The odds for further Fed rate cuts increased after the US Federal Reserve (Fed) Chair Jerome Powell stated on Tuesday that the central bank is on track to deliver another quarter-point interest-rate reduction later this month, even as a government shutdown significantly reduces its read on the economy. Powell highlighted the low pace of hiring and noted that it may weaken further.

Boston Fed President Susan Collins claimed that the policy is not on a preset path; there are scenarios that would keep rates steady, and that policy would remain restrictive even with more easing. Traders will likely observe speeches from Fed officials, including Stephen Miran, Christopher Waller, and Jeff Schmid, later in the day.

The upside of the GBP/USD pair could be limited as the Pound Sterling (GBP) may struggle due to signs of a cooling UK labor market, which has boosted expectations for more interest rate cuts by the Bank of England (BoE) in the remainder of the year. Traders expect the BoE to cut interest rates further by 46 basis points (bps) this year, according to Reuters.

Pound Sterling FAQs

The Pound Sterling (GBP) is the oldest currency in the world (886 AD) and the official currency of the United Kingdom. It is the fourth most traded unit for foreign exchange (FX) in the world, accounting for 12% of all transactions, averaging $630 billion a day, according to 2022 data. Its key trading pairs are GBP/USD, also known as ‘Cable’, which accounts for 11% of FX, GBP/JPY, or the ‘Dragon’ as it is known by traders (3%), and EUR/GBP (2%). The Pound Sterling is issued by the Bank of England (BoE).

The single most important factor influencing the value of the Pound Sterling is monetary policy decided by the Bank of England. The BoE bases its decisions on whether it has achieved its primary goal of “price stability” – a steady inflation rate of around 2%. Its primary tool for achieving this is the adjustment of interest rates. When inflation is too high, the BoE will try to rein it in by raising interest rates, making it more expensive for people and businesses to access credit. This is generally positive for GBP, as higher interest rates make the UK a more attractive place for global investors to park their money. When inflation falls too low it is a sign economic growth is slowing. In this scenario, the BoE will consider lowering interest rates to cheapen credit so businesses will borrow more to invest in growth-generating projects.

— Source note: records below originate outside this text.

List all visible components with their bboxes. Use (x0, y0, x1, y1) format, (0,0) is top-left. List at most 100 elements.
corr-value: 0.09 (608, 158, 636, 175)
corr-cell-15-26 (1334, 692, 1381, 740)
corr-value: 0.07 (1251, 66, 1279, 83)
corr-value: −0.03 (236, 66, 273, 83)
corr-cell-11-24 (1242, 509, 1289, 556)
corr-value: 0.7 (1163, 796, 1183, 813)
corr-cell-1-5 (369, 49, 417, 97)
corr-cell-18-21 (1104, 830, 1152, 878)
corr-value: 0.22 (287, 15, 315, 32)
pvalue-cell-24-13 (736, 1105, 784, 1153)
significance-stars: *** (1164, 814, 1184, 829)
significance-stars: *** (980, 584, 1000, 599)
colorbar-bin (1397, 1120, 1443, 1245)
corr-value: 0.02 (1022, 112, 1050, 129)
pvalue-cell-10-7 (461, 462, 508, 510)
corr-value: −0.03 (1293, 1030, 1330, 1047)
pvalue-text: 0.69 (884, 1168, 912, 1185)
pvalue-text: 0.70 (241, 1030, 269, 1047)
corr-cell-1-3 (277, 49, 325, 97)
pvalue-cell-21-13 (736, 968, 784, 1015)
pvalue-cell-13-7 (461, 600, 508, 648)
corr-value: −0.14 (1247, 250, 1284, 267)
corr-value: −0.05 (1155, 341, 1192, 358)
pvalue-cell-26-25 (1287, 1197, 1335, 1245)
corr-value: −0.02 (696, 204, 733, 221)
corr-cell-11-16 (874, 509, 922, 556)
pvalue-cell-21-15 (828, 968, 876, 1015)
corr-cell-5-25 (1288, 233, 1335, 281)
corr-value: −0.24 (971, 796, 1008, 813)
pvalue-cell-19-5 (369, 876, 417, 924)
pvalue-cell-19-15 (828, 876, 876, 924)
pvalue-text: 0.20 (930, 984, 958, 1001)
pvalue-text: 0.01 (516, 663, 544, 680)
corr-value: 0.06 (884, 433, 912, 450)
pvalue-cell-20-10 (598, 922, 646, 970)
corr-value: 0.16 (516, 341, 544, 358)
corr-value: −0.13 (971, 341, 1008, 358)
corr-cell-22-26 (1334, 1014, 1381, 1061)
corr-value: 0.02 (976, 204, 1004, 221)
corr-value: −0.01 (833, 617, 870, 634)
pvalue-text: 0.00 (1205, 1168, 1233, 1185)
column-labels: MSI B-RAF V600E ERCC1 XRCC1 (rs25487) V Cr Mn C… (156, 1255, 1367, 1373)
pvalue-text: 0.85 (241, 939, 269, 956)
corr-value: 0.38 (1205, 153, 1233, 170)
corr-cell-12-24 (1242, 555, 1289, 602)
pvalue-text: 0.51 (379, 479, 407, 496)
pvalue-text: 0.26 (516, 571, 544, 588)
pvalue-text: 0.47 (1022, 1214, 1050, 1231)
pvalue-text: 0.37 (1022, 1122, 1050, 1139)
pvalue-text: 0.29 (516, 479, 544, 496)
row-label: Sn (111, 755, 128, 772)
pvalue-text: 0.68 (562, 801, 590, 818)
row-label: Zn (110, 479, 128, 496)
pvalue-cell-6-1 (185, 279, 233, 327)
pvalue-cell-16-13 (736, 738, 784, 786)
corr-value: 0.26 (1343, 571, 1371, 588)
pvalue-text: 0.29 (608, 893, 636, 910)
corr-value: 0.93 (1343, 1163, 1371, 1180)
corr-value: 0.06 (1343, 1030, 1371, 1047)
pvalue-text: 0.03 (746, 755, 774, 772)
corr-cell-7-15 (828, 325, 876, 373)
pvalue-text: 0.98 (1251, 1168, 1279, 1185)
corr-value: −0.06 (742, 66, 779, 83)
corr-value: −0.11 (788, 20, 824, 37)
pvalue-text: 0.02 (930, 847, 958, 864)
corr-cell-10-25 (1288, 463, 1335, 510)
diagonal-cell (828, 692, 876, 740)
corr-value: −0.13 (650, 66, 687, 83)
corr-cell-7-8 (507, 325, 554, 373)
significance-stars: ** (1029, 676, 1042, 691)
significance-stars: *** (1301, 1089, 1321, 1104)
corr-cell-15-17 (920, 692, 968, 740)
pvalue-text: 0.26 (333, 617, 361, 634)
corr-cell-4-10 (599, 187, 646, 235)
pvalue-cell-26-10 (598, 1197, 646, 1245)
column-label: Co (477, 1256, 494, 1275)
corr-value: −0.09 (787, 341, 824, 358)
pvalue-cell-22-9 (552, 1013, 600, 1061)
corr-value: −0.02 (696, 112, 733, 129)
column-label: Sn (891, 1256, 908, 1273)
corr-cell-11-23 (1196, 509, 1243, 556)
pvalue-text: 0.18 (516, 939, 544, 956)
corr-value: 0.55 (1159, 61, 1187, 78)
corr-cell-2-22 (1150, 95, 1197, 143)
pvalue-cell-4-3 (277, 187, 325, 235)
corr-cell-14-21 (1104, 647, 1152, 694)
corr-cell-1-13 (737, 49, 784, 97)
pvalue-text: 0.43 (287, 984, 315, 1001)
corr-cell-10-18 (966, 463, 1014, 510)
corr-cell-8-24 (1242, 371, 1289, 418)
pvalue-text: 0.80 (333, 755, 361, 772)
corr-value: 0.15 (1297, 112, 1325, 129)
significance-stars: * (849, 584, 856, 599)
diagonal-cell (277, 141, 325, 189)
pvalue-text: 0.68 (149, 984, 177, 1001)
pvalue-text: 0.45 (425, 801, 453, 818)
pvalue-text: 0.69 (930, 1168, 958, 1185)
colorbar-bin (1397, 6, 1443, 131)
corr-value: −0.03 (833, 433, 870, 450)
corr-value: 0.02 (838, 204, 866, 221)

Data releases gauge the health of the economy and can impact the value of the Pound Sterling. Indicators such as GDP, Manufacturing and Services PMIs, and employment can all influence the direction of the GBP. A strong economy is good for Sterling. Not only does it attract more foreign investment but it may encourage the BoE to put up interest rates, which will directly strengthen GBP. Otherwise, if economic data is weak, the Pound Sterling is likely to fall.

Another significant data release for the Pound Sterling is the Trade Balance. This indicator measures the difference between what a country earns from its exports and what it spends on imports over a given period. If a country produces highly sought-after exports, its currency will benefit purely from the extra demand created from foreign buyers seeking to purchase these goods. Therefore, a positive net Trade Balance strengthens a currency and vice versa for a negative balance.